Jen Taylor, of Corinth, is one of those parents.
“The only way to change it is to start somewhere,” Taylor said.
The grassroots group Stop STAAR 2016 filed suit in Travis County on Monday calling for the TEA to throw out STAAR test scores for the 2015-16 school year.
The 26-page lawsuit says the TEA is failing to follow a law enacted by the legislature in 2015 that called for the designers of the STAAR test to craft an exam that students could finish in either two or three hours, based on their grade level.
The TEA has adhered to the new law and modified tests for 4th and 7th grades, but STAAR tests for other grade levels have not been altered.

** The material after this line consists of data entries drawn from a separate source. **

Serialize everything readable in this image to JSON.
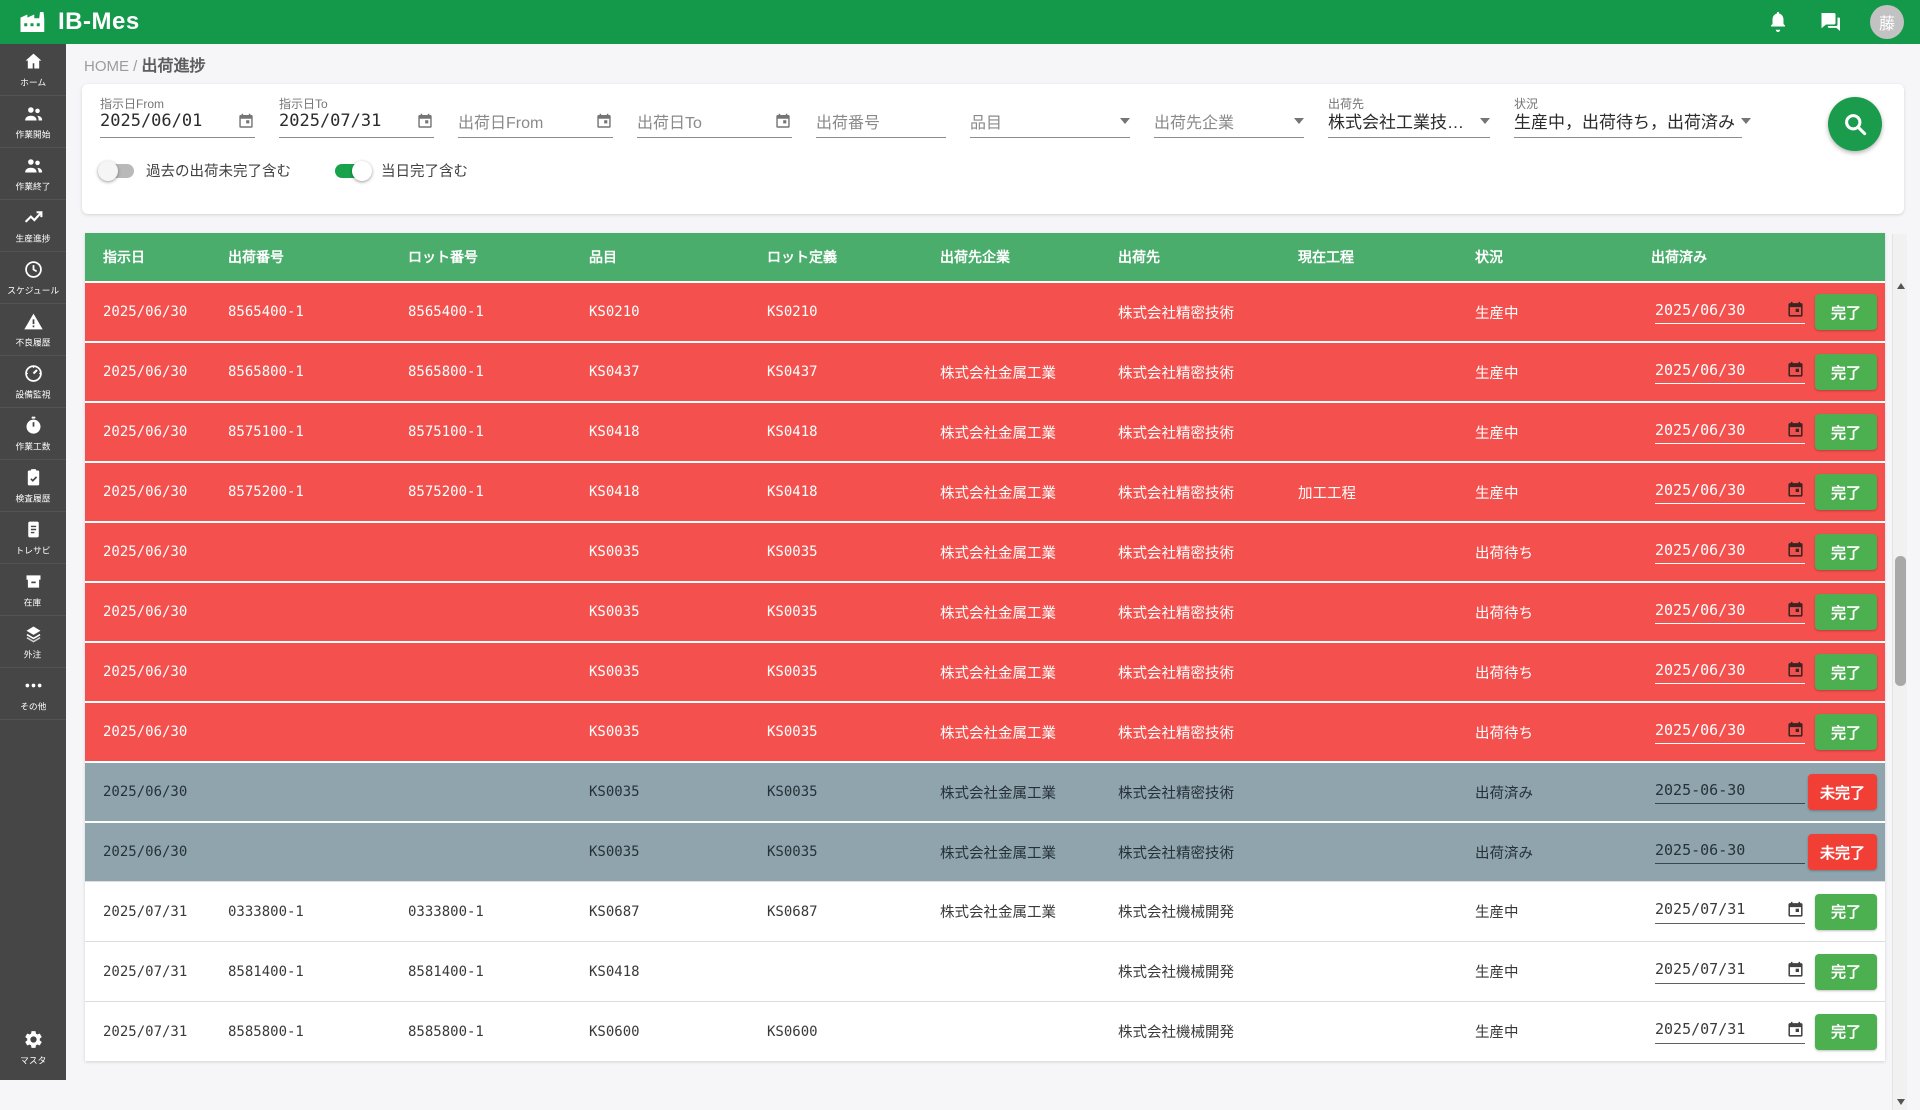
{
  "app": {
    "title": "IB-Mes"
  },
  "topbar": {
    "avatar_text": "藤"
  },
  "sidebar": {
    "items": [
      {
        "name": "home",
        "icon": "home",
        "label": "ホーム"
      },
      {
        "name": "work-start",
        "icon": "people",
        "label": "作業開始"
      },
      {
        "name": "work-end",
        "icon": "people",
        "label": "作業終了"
      },
      {
        "name": "production-progress",
        "icon": "trend",
        "label": "生産進捗"
      },
      {
        "name": "schedule",
        "icon": "clock",
        "label": "スケジュール"
      },
      {
        "name": "defect-history",
        "icon": "warning",
        "label": "不良履歴"
      },
      {
        "name": "equipment-monitor",
        "icon": "gauge",
        "label": "設備監視"
      },
      {
        "name": "work-hours",
        "icon": "timer",
        "label": "作業工数"
      },
      {
        "name": "inspection-history",
        "icon": "clipboard-check",
        "label": "検査履歴"
      },
      {
        "name": "traceability",
        "icon": "document",
        "label": "トレサビ"
      },
      {
        "name": "inventory",
        "icon": "inventory",
        "label": "在庫"
      },
      {
        "name": "outsourcing",
        "icon": "layers",
        "label": "外注"
      },
      {
        "name": "others",
        "icon": "ellipsis",
        "label": "その他"
      }
    ],
    "bottom_item": {
      "name": "master",
      "icon": "gear",
      "label": "マスタ"
    }
  },
  "breadcrumb": {
    "home": "HOME",
    "separator": "/",
    "current": "出荷進捗"
  },
  "filters": {
    "shiji_from": {
      "label": "指示日From",
      "value": "2025/06/01"
    },
    "shiji_to": {
      "label": "指示日To",
      "value": "2025/07/31"
    },
    "shukka_from": {
      "placeholder": "出荷日From"
    },
    "shukka_to": {
      "placeholder": "出荷日To"
    },
    "shukka_no": {
      "placeholder": "出荷番号"
    },
    "hinmoku": {
      "placeholder": "品目"
    },
    "dest_company": {
      "placeholder": "出荷先企業"
    },
    "dest": {
      "label": "出荷先",
      "value": "株式会社工業技…"
    },
    "status": {
      "label": "状況",
      "value": "生産中，出荷待ち，出荷済み"
    },
    "toggle_past": {
      "label": "過去の出荷未完了含む",
      "on": false
    },
    "toggle_today": {
      "label": "当日完了含む",
      "on": true
    }
  },
  "table": {
    "headers": [
      "指示日",
      "出荷番号",
      "ロット番号",
      "品目",
      "ロット定義",
      "出荷先企業",
      "出荷先",
      "現在工程",
      "状況",
      "出荷済み"
    ],
    "rows": [
      {
        "variant": "overdue",
        "cells": [
          "2025/06/30",
          "8565400-1",
          "8565400-1",
          "KS0210",
          "KS0210",
          "",
          "株式会社精密技術",
          "",
          "生産中"
        ],
        "ship_date": "2025/06/30",
        "calendar_icon": true,
        "action": "完了"
      },
      {
        "variant": "overdue",
        "cells": [
          "2025/06/30",
          "8565800-1",
          "8565800-1",
          "KS0437",
          "KS0437",
          "株式会社金属工業",
          "株式会社精密技術",
          "",
          "生産中"
        ],
        "ship_date": "2025/06/30",
        "calendar_icon": true,
        "action": "完了"
      },
      {
        "variant": "overdue",
        "cells": [
          "2025/06/30",
          "8575100-1",
          "8575100-1",
          "KS0418",
          "KS0418",
          "株式会社金属工業",
          "株式会社精密技術",
          "",
          "生産中"
        ],
        "ship_date": "2025/06/30",
        "calendar_icon": true,
        "action": "完了"
      },
      {
        "variant": "overdue",
        "cells": [
          "2025/06/30",
          "8575200-1",
          "8575200-1",
          "KS0418",
          "KS0418",
          "株式会社金属工業",
          "株式会社精密技術",
          "加工工程",
          "生産中"
        ],
        "ship_date": "2025/06/30",
        "calendar_icon": true,
        "action": "完了"
      },
      {
        "variant": "overdue",
        "cells": [
          "2025/06/30",
          "",
          "",
          "KS0035",
          "KS0035",
          "株式会社金属工業",
          "株式会社精密技術",
          "",
          "出荷待ち"
        ],
        "ship_date": "2025/06/30",
        "calendar_icon": true,
        "action": "完了"
      },
      {
        "variant": "overdue",
        "cells": [
          "2025/06/30",
          "",
          "",
          "KS0035",
          "KS0035",
          "株式会社金属工業",
          "株式会社精密技術",
          "",
          "出荷待ち"
        ],
        "ship_date": "2025/06/30",
        "calendar_icon": true,
        "action": "完了"
      },
      {
        "variant": "overdue",
        "cells": [
          "2025/06/30",
          "",
          "",
          "KS0035",
          "KS0035",
          "株式会社金属工業",
          "株式会社精密技術",
          "",
          "出荷待ち"
        ],
        "ship_date": "2025/06/30",
        "calendar_icon": true,
        "action": "完了"
      },
      {
        "variant": "overdue",
        "cells": [
          "2025/06/30",
          "",
          "",
          "KS0035",
          "KS0035",
          "株式会社金属工業",
          "株式会社精密技術",
          "",
          "出荷待ち"
        ],
        "ship_date": "2025/06/30",
        "calendar_icon": true,
        "action": "完了"
      },
      {
        "variant": "shipped",
        "cells": [
          "2025/06/30",
          "",
          "",
          "KS0035",
          "KS0035",
          "株式会社金属工業",
          "株式会社精密技術",
          "",
          "出荷済み"
        ],
        "ship_date": "2025-06-30",
        "calendar_icon": false,
        "action": "未完了"
      },
      {
        "variant": "shipped",
        "cells": [
          "2025/06/30",
          "",
          "",
          "KS0035",
          "KS0035",
          "株式会社金属工業",
          "株式会社精密技術",
          "",
          "出荷済み"
        ],
        "ship_date": "2025-06-30",
        "calendar_icon": false,
        "action": "未完了"
      },
      {
        "variant": "normal",
        "cells": [
          "2025/07/31",
          "0333800-1",
          "0333800-1",
          "KS0687",
          "KS0687",
          "株式会社金属工業",
          "株式会社機械開発",
          "",
          "生産中"
        ],
        "ship_date": "2025/07/31",
        "calendar_icon": true,
        "action": "完了"
      },
      {
        "variant": "normal",
        "cells": [
          "2025/07/31",
          "8581400-1",
          "8581400-1",
          "KS0418",
          "",
          "",
          "株式会社機械開発",
          "",
          "生産中"
        ],
        "ship_date": "2025/07/31",
        "calendar_icon": true,
        "action": "完了"
      },
      {
        "variant": "normal",
        "cells": [
          "2025/07/31",
          "8585800-1",
          "8585800-1",
          "KS0600",
          "KS0600",
          "",
          "株式会社機械開発",
          "",
          "生産中"
        ],
        "ship_date": "2025/07/31",
        "calendar_icon": true,
        "action": "完了"
      }
    ]
  },
  "colors": {
    "topbar_green": "#14994a",
    "table_header_green": "#4aad6c",
    "row_overdue_red": "#f4514e",
    "row_shipped_gray": "#90a4ae",
    "button_complete_green": "#4caf50",
    "button_incomplete_red": "#f23f36",
    "toggle_on_green": "#18a34b",
    "sidebar_gray": "#464646"
  }
}
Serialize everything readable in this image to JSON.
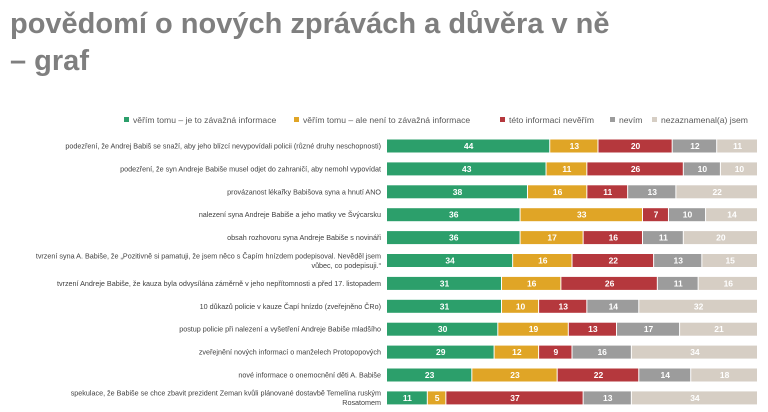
{
  "title_lines": [
    "povědomí o nových zprávách a důvěra v ně",
    "– graf"
  ],
  "chart_data": {
    "type": "bar",
    "orientation": "horizontal",
    "stacked": true,
    "legend_position": "top",
    "series": [
      {
        "name": "věřím tomu – je to závažná informace",
        "color": "#2c9f6b",
        "values": [
          44,
          43,
          38,
          36,
          36,
          34,
          31,
          31,
          30,
          29,
          23,
          11
        ]
      },
      {
        "name": "věřím tomu – ale není to závažná informace",
        "color": "#e0a526",
        "values": [
          13,
          11,
          16,
          33,
          17,
          16,
          16,
          10,
          19,
          12,
          23,
          5
        ]
      },
      {
        "name": "této informaci nevěřím",
        "color": "#b5383d",
        "values": [
          20,
          26,
          11,
          7,
          16,
          22,
          26,
          13,
          13,
          9,
          22,
          37
        ]
      },
      {
        "name": "nevím",
        "color": "#9c9c9c",
        "values": [
          12,
          10,
          13,
          10,
          11,
          13,
          11,
          14,
          17,
          16,
          14,
          13
        ]
      },
      {
        "name": "nezaznamenal(a) jsem",
        "color": "#d6cec4",
        "values": [
          11,
          10,
          22,
          14,
          20,
          15,
          16,
          32,
          21,
          34,
          18,
          34
        ]
      }
    ],
    "categories": [
      [
        "podezření, že Andrej Babiš se snaží, aby jeho blízcí nevypovídali policii (různé druhy neschopnosti)"
      ],
      [
        "podezření, že syn Andreje Babiše musel odjet do zahraničí, aby nemohl vypovídat"
      ],
      [
        "provázanost lékařky Babišova syna a hnutí ANO"
      ],
      [
        "nalezení syna Andreje Babiše a jeho matky ve Švýcarsku"
      ],
      [
        "obsah rozhovoru syna Andreje Babiše s novináři"
      ],
      [
        "tvrzení syna A. Babiše, že „Pozitivně si pamatuji, že jsem něco s Čapím hnízdem podepisoval. Nevěděl jsem",
        "vůbec, co podepisuji.“"
      ],
      [
        "tvrzení Andreje Babiše, že kauza byla odvysílána záměrně v jeho nepřítomnosti a před 17. listopadem"
      ],
      [
        "10 důkazů policie v kauze Čapí hnízdo (zveřejněno ČRo)"
      ],
      [
        "postup policie při nalezení a vyšetření Andreje Babiše mladšího"
      ],
      [
        "zveřejnění nových informací o manželech Protopopových"
      ],
      [
        "nové informace o onemocnění děti A. Babiše"
      ],
      [
        "spekulace, že Babiše se chce zbavit prezident Zeman kvůli plánované dostavbě Temelína ruským",
        "Rosatomem"
      ]
    ],
    "xlim": [
      0,
      100
    ],
    "data_labels": true
  }
}
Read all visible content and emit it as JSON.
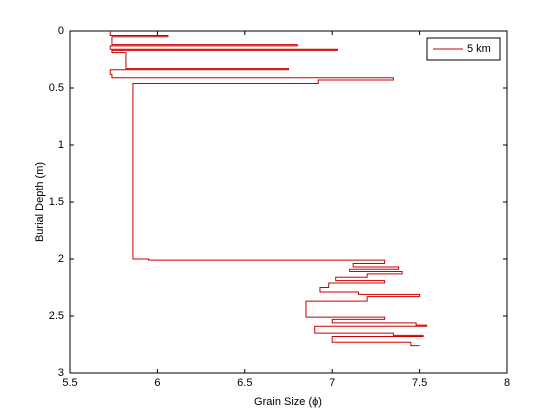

“We have to follow those rules and those laws – then the TEA does as well,” Taylor said.
Her son Caleb is close to finishing up 8th grade. He says he makes good grades and does well on a variety of standardized testing, but says it's a different story for the STAAR test.
"When I come home I have no hope, I just think I’m not going to pass it at all,” Taylor said.
Nearby Lewisville ISD expressed its concern in April after it found 20-percent of end of course high school English exams were scored incorrectly.
TEA commissioner Mike Morath has said more than 14,000 exams would be tossed due to a computer glitch.
However, the former DISD trustee told our content partner The Texas Tribune last week that there is not enough evidence to exclude all other exams from the state’s accountability system, though the agency continues to examine the situation.
A spokesperson for the TEA said the agency had not been served the lawsuit on Monday so it would not issue a comment.